The IFS have said that adding the 50p top rate on incomes of £150,000 and spending the proceeds on raising the personal tax allowance, is bound to make the package more progressive.

c) Most of the revenue raising measures in the tax commission proposals are aimed at high wealth not high incomes. Capital Gains Tax Taper Relief is enjoyed by those with large assets not high incomes, and higher rate relief on pension contributions is enjoyed by those building pension pots not on those specifically with high incomes.

d) To argue against the 50p rate on the basis that we should not be taxing incomes, but rather only wealth is not consistent with a £20bn wealth to income switch represented by council tax to LIT.

e) The proposed 50p tax is a development of policy:

Compared to the last election manifesto, this 50p tax proposal is different

• It is levied on incomes over £150,000 not £100,000

• It is no longer tax to spend (i.e. to fund specific policies in Higher ed and Long term care) but to make tax fairer, by cutting unfair taxes

• It is a coherent part of the new tax proposals

f) It is a coherent, distinctive, newsworthy, resonant, principled, practical and popular policy

• Coherent - it is an utterly rational part of the new "fairer, simpler, greener" tax policy package -

• Distinctive - it is one policy that the other parties won't even pretend (unlike Green taxes for example) to copy from us

• Resonant - it is one of the few policies (along with scrapping tuition fees, free personal care and anti-Iraq war) that Liberal Democrats are known for - we should be loathe to scrap it without good reason. CGT Taper relief and Pension contribution relief reform are hardly comprehensible, let alone resonant, with the public.

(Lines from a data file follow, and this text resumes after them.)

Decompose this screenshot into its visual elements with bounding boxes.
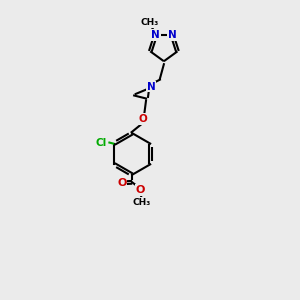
Text: CH₃: CH₃ (140, 18, 159, 27)
Text: O: O (117, 178, 127, 188)
Text: O: O (139, 114, 147, 124)
Text: N: N (147, 82, 155, 92)
Text: CH₃: CH₃ (133, 198, 151, 207)
Text: N: N (168, 30, 177, 40)
Text: Cl: Cl (96, 138, 107, 148)
Text: N: N (151, 30, 160, 40)
Text: O: O (136, 185, 145, 195)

• Newsworthy - Lib Dems need media coverage for our popular policies and 50p top rate is popular as are the things the proceeds are spent on. The risk is that without it we will be less newsworthy except in being described as "raiding pensions" or being one of the parties proposing Greener taxes. The whole simpler, fairer, greener package would benefit from the profile provided by a higher rate of income tax.

• Principled - it is the most progressive form of the most progressive tax, and used to help poorer tax payers more than wealthy ones. It also symbolises honesty and courage in policy

• Practical - It is well understood and difficult to evade/avoid. It only represents 5% more than the existing proposals due to the LIT cap and with LIT 9% more than the current regime, all on incomes over £150,000. This will affect about 150,000 tax-payers, and benefit the other 29 million especially the 300,000 poorest.

• Popular - all the polling evidence showed that even on its own (without the benefits of what it would pay for being factored in) it was popular with voters as a whole, especially our voters and our target voters. It also led to views of us as principled, honest and straight-talking.